18. Będę cię obserwował.


Zanim zaczniemy... Nie wiem czy wiecie, ale sprawiliście mi najlepszy prezent świąteczny ever!

25.12.2013 przekroczyliśmy...


50 000 odsłon bloga!










a teraz rozdział :)

(miesiąc później, kwiecień)

W mieszkaniu panowała absolutna cisza, nawet tykanie zegara zdawało się zamilknąć. Promienie słońca leniwie wnikały do przyciemnionej sypialni przez nieszczelne żaluzje. Harry mruknął głośno i już miał obrócić się na drugi bok, gdy coś stanęło mu na drodze. Mlasnął głośno i otworzył jedno oko, by stwierdzić, że tą "przeszkodą" jest Ronnie. Niejednokrotnie słyszał już, że śpi na nie swojej części łóżka, ale tłumaczył to tylko swoim rozbrajającym "tak mnie do ciebie ciągnie, kotku". Tym razem również nie zamierzał wracać na drugą połowę materaca, tylko delikatnie wsunął ręce pod kołdrę i przytulił się do dziewczyny.
-Ronnie...
Nie odpowiedziała. Niewiele myśląc Hazz zaczął zostawiać krótkie pocałunki na jej szyi. W końcu doczekał się jakiejś reakcji. Dwie szczupłe dłonie uniosły się do góry i próbowały odsunąć natręta, ale to tylko wzmocniło jego upór.
-Harry... - zaczęła szeptem. - odwal się.
-No wiesz co?
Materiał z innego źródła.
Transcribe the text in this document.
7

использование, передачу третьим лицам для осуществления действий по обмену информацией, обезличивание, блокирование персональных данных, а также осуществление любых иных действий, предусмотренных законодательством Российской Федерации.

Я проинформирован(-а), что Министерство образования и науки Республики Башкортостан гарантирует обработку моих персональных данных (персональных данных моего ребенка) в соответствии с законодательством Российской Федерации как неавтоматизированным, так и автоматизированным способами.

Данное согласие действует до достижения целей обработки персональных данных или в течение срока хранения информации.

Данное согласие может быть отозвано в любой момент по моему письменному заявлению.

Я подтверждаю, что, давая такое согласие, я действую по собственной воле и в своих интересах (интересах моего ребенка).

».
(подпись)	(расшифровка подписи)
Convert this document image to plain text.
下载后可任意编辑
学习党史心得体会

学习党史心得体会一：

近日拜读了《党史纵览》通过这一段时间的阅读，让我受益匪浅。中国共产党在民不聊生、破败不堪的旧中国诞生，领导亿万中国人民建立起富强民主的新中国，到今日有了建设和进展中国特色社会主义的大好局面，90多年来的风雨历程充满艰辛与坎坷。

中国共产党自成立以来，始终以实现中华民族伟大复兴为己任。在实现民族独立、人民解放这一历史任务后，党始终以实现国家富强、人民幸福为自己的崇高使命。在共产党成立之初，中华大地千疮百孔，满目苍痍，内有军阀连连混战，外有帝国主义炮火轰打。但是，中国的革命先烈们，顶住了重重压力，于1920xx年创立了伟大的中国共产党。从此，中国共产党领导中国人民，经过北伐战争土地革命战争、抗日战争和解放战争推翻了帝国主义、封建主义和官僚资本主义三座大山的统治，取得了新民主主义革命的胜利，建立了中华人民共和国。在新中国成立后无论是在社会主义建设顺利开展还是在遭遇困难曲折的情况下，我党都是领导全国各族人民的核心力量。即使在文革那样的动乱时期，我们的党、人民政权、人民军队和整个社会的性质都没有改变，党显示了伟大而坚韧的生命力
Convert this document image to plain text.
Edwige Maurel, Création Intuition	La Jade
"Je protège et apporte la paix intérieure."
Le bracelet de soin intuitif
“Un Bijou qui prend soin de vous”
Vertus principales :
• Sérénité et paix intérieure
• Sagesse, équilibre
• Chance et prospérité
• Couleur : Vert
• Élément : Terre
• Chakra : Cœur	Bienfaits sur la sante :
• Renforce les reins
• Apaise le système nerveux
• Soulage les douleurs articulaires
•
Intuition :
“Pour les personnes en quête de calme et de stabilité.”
To tak się teraz wita z kochanym mężem?
-Tak się wita z nachalnym mężem. Daj mi spać.
-Lekarz odradzał ci takie leniuchowanie.
Ronnie nie odpowiedziała tylko wysunęła się z jego objęć i mocnej okręciła kołdrą.
-Ej!
Harry z niezadowoleniem podniósł się z łóżka i przez długą chwilę po prostu patrzył na swoją żonę, po czym schylił się i gwałtownym ruchem zerwał z niej ciepłe okrycie.
-Styles!
Dziewczyna pociągnęła za kołdrę, chcąc ją odzyskać, a śliski materiał wydostał się z rąk chłopaka. Hazz, zaskoczony takim obrotem sprawy stracił równowagę i runął prosto na Ronnie.
-Wariat. - skomentowała tylko, ale w końcu i ona cmoknęła go w policzek. - Muszę wziąć leki. - przypomniała sobie. I o dziesiątej mam zjawić się na kontroli... Może dzięki temu cudownemu lekarstwu widać już poprawę? - w jej głosie była nadzieja - Możesz wstać?
-No nie wiem... Zmieniłem zdanie. Co powiesz na śniadanie do łóżka?
-Z przyjemnością.
Harry musnął jej policzek i wstał.
-Czekaj na mnie. - wyszeptał, puszczając do niej oczko.
-Mogę przez całe życie. - uśmiechnęła się i na nowo otuliła bezpieczną kołdrą, patrząc jak mąż zabawnym krokiem znika za drzwiami.

*

-Witaj ponownie, Londynie. - Powiedział Niall, wysiadając z samolotu.
O swoim powrocie do miasta poinformował tylko Zayna, wiedząc, że ten przekaże tą wiadomość pozostałym, jednak nie spodziewał się, że przyjaciel będzie na niego czekał przy wyjściu z terminala.
-Zayn?
-Cześć, niebieskooki. - mrugnął do niego brunet.
-Co ty tutaj robisz?
-Pomyślałem, że smutno ci będzie wracać z lotniska samemu.
-A więc dobrze myślałeś. To miło z twojej strony. Co u ciebie i Perrie? - zapytał, gdy ruszyli w stronę wyjścia.
-Wszystko w porządku.
-A u Emily?
-Też...
Niall odwrócił wzrok, a jego myśli znów wróciły do rozmowy z Polly.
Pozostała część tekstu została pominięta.